Lane’s first Airpower Unlimited project in Idaho was one of his most difficult and meticulous. It was the restoration of a Vought/Goodyear FG-1D Corsair that had been buried in the bottom of Seattle’s Lake Washington for decades. After World War II, when it had served aboard the carrier USS Intrepid, the plane was assigned in 1945 to Naval Air Station Sand Point in Seattle, near the north end of Lake Washington. In July, Commander Ralph Mileson ditched the Corsair in the lake as he tried to reach the airfield following a midair collision with another Corsair.
Fortunately, there were no fatalities in the accident, but Mileson’s aircraft wasn’t found until decades later. It was raised from the muck and debris of the lakebed in 1983. In three years, Lane restored it to an exacting out-of-the-factory, ready-to-fly condition.
“The Navy, however, still had control of that warplane and didn’t want anyone but Navy personnel flying it. So, even though it was definitely flyable, it was just put on display at The Museum of Flight,” he said. Today, on loan from the Navy, the plane Lane and his crew restored rests in the museum’s Great Gallery, recognized as one of the most authentically restored aircraft ever exhibited there.
Another Corsair restoration, an FG-1D, was completed in 2003 for pilot-owner Gary Kohs, owner of Fine Art Models of Royal Oak, Mich., a company known for its exceedingly accurate museum quality models of ships, trains, automobiles and fighter planes. The plane came from the collection of David Tallichet in Chino, Calif., who founded Yesterday’s Air Force in the 1970s, then changed the name to the Military Aircraft Restoration Corp. Today, it’s a private company known for dozens of recoveries of derelict warbirds and occasional restorations. Kohs’ Corsair once flew in the 1970s television series “Baa Baa Black Sheep,” loosely based on the war stories of “Pappy” Boyington, a U.S. Marine Corps pilot with 22 combat victories and leader of a squadron of Corsairs stationed in the Pacific during the war.
The 13-year project took 17,000 hours of work but the finished, “as delivered by Goodyear” quality of Kohs’ Corsair restoration won a World War II Grand Champion award at EAA AirVenture Oshkosh that same year. Of the 12,654 Corsairs built between 1943 and 1952—originally by Chance Vought and later by Brewster and Goodyear—records show that Goodyear produced 4,017 of the distinctively designed planes.

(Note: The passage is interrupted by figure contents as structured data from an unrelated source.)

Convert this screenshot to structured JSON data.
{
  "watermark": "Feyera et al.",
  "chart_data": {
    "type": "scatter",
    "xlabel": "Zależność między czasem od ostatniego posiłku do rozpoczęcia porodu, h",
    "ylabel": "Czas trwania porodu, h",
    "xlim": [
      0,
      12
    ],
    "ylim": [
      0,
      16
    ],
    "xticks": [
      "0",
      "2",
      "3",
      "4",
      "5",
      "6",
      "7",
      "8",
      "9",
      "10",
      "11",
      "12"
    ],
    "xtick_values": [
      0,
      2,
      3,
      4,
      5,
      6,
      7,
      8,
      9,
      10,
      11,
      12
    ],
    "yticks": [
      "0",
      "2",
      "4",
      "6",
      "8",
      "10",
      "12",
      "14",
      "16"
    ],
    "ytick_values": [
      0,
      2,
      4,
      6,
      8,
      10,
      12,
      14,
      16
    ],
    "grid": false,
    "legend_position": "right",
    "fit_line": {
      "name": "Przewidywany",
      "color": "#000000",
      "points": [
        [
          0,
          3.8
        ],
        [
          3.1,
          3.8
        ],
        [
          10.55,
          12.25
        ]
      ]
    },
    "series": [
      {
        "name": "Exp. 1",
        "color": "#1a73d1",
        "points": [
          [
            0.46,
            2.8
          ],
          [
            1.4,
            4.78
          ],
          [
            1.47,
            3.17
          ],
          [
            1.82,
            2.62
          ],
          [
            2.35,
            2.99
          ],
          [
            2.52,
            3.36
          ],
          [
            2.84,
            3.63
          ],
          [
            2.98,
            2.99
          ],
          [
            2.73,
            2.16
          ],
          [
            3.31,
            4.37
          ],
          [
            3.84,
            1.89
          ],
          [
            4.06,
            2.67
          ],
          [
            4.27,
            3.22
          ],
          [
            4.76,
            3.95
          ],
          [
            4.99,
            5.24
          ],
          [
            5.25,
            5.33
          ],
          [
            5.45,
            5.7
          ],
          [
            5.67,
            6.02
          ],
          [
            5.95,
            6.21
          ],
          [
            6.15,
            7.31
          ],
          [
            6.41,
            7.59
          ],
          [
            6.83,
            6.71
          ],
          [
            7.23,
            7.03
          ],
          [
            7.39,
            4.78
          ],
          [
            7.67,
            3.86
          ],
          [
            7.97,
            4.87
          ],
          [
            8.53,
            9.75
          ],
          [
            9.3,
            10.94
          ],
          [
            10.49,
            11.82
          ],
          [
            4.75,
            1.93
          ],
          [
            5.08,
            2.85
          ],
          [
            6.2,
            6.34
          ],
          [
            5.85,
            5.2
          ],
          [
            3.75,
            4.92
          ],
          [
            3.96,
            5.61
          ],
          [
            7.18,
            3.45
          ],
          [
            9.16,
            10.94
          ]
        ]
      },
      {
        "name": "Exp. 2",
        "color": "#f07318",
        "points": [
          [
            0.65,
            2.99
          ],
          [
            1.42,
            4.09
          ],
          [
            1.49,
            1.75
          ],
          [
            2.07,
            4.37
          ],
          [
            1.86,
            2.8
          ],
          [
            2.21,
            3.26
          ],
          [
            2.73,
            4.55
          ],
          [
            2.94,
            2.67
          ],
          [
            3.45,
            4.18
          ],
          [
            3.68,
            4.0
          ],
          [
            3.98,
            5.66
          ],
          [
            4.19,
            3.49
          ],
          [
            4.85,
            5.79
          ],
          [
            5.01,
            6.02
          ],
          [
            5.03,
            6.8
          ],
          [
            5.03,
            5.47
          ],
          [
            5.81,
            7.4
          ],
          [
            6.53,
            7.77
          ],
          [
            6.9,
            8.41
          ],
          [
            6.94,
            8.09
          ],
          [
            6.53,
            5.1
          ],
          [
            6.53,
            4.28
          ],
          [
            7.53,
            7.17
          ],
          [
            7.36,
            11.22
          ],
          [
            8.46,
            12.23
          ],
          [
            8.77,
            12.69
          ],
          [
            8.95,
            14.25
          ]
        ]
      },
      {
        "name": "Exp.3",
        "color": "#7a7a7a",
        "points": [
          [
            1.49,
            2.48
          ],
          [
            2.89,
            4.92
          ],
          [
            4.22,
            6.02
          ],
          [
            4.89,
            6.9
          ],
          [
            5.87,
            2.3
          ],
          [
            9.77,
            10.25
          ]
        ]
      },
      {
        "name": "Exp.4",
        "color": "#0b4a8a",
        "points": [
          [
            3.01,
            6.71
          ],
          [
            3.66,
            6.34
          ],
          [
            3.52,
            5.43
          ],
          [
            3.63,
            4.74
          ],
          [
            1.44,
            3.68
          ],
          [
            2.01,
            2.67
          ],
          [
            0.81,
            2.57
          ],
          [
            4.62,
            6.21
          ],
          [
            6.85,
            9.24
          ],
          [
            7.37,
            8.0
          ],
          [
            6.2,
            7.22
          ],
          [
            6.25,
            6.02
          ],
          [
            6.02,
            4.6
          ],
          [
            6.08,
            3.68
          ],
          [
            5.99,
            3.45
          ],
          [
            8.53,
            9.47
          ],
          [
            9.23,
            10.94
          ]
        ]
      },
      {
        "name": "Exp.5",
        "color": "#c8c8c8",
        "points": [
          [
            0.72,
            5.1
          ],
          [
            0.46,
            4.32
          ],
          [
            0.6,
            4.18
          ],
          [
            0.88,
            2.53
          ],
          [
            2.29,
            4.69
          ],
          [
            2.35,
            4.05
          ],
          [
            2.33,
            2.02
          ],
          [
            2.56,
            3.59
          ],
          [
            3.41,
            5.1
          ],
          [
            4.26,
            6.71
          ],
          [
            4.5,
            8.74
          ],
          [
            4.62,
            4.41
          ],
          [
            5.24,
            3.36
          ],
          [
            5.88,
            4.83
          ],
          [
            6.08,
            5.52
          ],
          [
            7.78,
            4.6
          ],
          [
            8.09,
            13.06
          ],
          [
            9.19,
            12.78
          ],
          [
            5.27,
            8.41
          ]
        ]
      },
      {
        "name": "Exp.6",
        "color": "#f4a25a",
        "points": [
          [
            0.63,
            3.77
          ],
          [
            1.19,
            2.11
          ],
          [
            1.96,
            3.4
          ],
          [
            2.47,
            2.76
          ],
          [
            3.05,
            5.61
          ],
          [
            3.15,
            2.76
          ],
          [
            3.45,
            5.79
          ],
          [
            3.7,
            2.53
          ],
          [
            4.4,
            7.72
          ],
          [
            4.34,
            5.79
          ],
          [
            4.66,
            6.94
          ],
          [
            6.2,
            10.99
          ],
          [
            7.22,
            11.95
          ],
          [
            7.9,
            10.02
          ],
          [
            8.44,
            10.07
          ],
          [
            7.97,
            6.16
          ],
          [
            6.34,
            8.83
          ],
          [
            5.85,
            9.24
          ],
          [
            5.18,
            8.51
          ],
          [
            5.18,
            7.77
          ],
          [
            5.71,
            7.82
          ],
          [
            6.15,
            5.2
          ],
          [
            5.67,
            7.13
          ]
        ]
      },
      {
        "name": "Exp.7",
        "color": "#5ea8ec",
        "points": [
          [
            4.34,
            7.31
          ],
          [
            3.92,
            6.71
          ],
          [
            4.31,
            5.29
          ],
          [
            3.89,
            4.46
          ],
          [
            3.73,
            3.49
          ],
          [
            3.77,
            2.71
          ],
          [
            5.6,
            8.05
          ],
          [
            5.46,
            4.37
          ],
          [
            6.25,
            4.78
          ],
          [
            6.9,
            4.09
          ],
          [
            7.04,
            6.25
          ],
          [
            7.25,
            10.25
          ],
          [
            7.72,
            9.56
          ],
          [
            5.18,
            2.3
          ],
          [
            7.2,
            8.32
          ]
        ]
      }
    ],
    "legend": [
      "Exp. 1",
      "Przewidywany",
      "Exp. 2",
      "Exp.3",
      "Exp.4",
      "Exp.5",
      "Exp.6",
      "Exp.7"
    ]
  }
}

John Lane’s exquisite work on the Corsair also earned a second Golden Wrench award for Airpower Unlimited for his crew’s superb work. His team of artisans completely stripped and disassembled the Corsair, rebuilding it with original parts whenever possible and following original Goodyear factory assembly plans. When necessary, Airpower Unlimited reconstructed new parts. The first EAA Golden Wrench honor for the company was presented in 1996 for their restoration of a Navy TBM torpedo bomber.
It takes years, even decades, to build a solid reputation in the realm of warbird restoration work. John Lane Jr. has done just that, from Arizona to Idaho, from Corsairs to Mustangs. As a pilot and a craftsman with exacting standards, Lane has proven he’s a man with a passion for preserving and honoring warbirds and their pilots of more than 60 years ago—including, of course, his father.